Metsähallitus encourages people to be physically active
Metsähallitus and its partners want to inspire people to become more outdoor-oriented and seek wellbeing from nature. The aim is to make people physically active and encourage them to spend more time in nature.
Hiking and wilderness experience as a source of wellbeing
In 2017, more than 5.9 million people visited Finland's national parks, hiking areas and other popular recreational areas. According to the road use surveys carried out in 2015 and 2016, about 500,000 people visit multiple-use forests in Kainuu, while in Southern Finland, the figure is about one million.
People staying in national parks feel that the visits have significant health and wellbeing impacts. According to questionnaire surveys, more than 87 per cent of all visitors to nature reserves and historical sites feel that spending time at the sites has fairly or very significant health and wellbeing impacts. According to the respondents, the health and wellbeing impacts arising from each visit is equal to about 100 euros. Visitors to multiple-use forests put the figure at between 200 and 300 euros.
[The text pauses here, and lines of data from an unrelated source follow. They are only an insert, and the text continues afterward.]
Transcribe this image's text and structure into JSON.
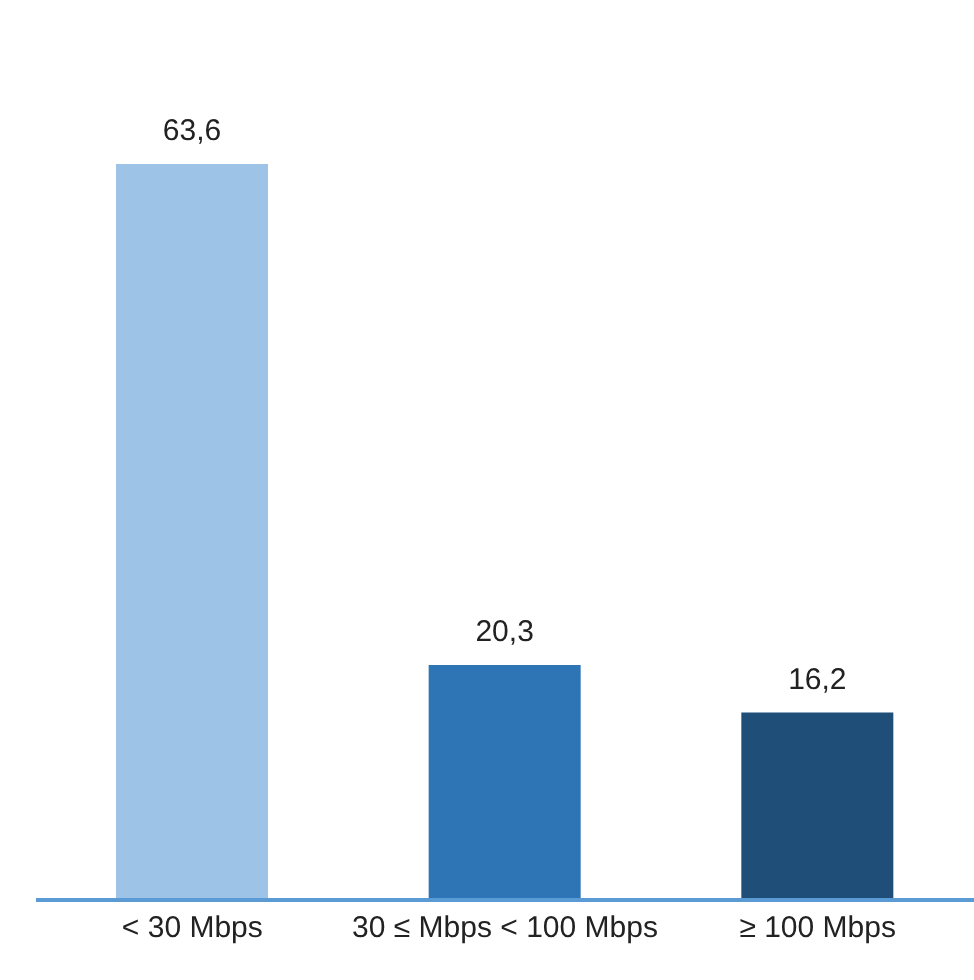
{
  "chart_data": {
    "type": "bar",
    "categories": [
      "< 30 Mbps",
      "30 ≤ Mbps < 100 Mbps",
      "≥ 100 Mbps"
    ],
    "values": [
      63.6,
      20.3,
      16.2
    ],
    "colors": [
      "#9dc3e6",
      "#2e75b6",
      "#1f4e79"
    ],
    "data_labels": true,
    "value_labels": [
      "63,6",
      "20,3",
      "16,2"
    ]
  }
}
Wilderness permit holders spent a total of about 400,000 days at wilderness sites and according to the survey, they felt that spending time in the wilderness had enhanced their wellbeing. Nine out of ten hunters and eight out of ten fishers felt that their latest wilderness trip had made them fitter and more relaxed and strengthened their friendships.
Customer satisfaction and wellbeing impacts in 2017 (scale 1–5)
Healthy Parks – Healthy People
In 2017, Parks & Wildlife Finland developed the health-promotion programme ‘Healthy Parks – Healthy People’. With this programme, which extends to the year 2025, Parks & Wildlife Finland plan to meet the challenges of the future in cooperation with their partners.
Nature makes you feel better – you can experience it in your nearby nature
or in a national park.
The aim of the programme is to encourage Finns to become healthier and feel better physically, psychologically and socially by taking a look at the wonders of Finnish nature.